Natürlich würde auch ein Großteil der Hartz-IV-Empfänger am liebsten wieder arbeiten. Knapp fünf Millionen sind es bundesweit, weitere 1,8 Millionen leben mit ihnen in „Bedarfsgemeinschaften“ ebenfalls von Hartz-IV-Leistungen. Die Zahlen sind in den fünf Jahren seit Inkrafttreten der Hartz-Gesetze kaum gesunken.
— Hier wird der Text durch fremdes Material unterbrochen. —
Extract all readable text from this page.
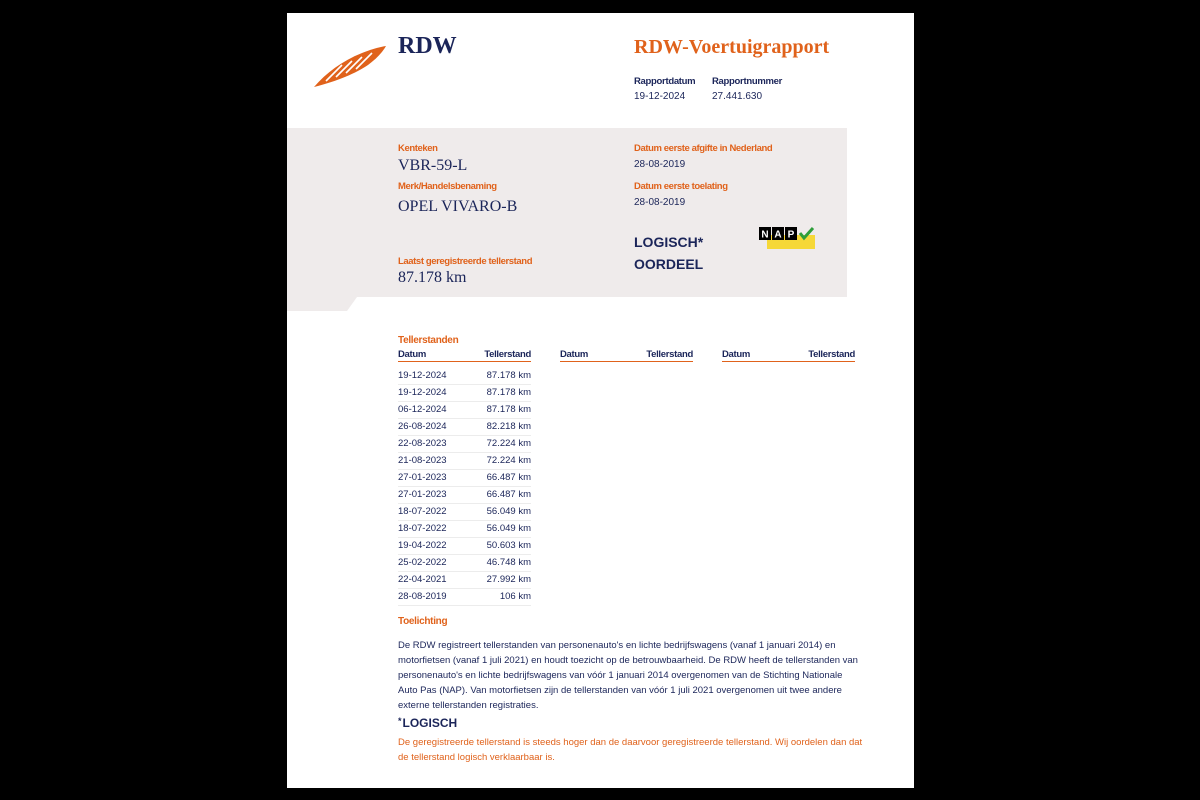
RDW	RDW-Voertuigrapport
Rapportdatum
19-12-2024
Rapportnummer
27.441.630
Kenteken
VBR-59-L
Merk/Handelsbenaming
OPEL VIVARO-B
Laatst geregistreerde tellerstand
87.178 km
Datum eerste afgifte in Nederland
28-08-2019
Datum eerste toelating
28-08-2019
LOGISCH*
OORDEEL
N A P
Tellerstanden
Datum	Tellerstand
19-12-2024	87.178 km
19-12-2024	87.178 km
06-12-2024	87.178 km
26-08-2024	82.218 km
22-08-2023	72.224 km
21-08-2023	72.224 km
27-01-2023	66.487 km
27-01-2023	66.487 km
18-07-2022	56.049 km
18-07-2022	56.049 km
19-04-2022	50.603 km
25-02-2022	46.748 km
22-04-2021	27.992 km
28-08-2019	106 km
Datum	Tellerstand	Datum	Tellerstand
Toelichting

De RDW registreert tellerstanden van personenauto's en lichte bedrijfswagens (vanaf 1 januari 2014) en motorfietsen (vanaf 1 juli 2021) en houdt toezicht op de betrouwbaarheid. De RDW heeft de tellerstanden van personenauto's en lichte bedrijfswagens van vóór 1 januari 2014 overgenomen van de Stichting Nationale Auto Pas (NAP). Van motorfietsen zijn de tellerstanden van vóór 1 juli 2021 overgenomen uit twee andere externe tellerstanden registraties.

*LOGISCH

De geregistreerde tellerstand is steeds hoger dan de daarvoor geregistreerde tellerstand. Wij oordelen dan dat de tellerstand logisch verklaarbaar is.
Wie hoch der Anteil an Arbeitsunwilligen ist, die sich auf Kosten der Allgemeinheit in Hartz IV eingerichtet haben und mit staatlicher Grundsicherung, den vielfältigen Vergünstigungen und Ermäßigungen vor allem in den Städten und dazu vielleicht noch schwarzen oder illegalen Nebeneinnahmen ihr Auskommen finden, kann nur gemutmaßt werden. Laut aktuellen Angaben der Bundesagentur für Arbeit (BA) ist die Zahl der Straf- und Bußgeldverfahren gegen Hartz-IV-Empfänger im vergangenen Jahr um 1,8 Prozent auf knapp 165.000 Fälle gestiegen. Insgesamt errechnete die BA eine Mißbrauchsquote von 1,9 Prozent. Roland Koch schätzt die „schwarzen Schafe“ aber auf zwischen zehn und fünfzehn Prozent – das sei zumindest der Anteil derer, die in Hessen ihren Antrag zurückzögen, wenn der Druck zur ernsthaften Arbeitssuche erhöht werde.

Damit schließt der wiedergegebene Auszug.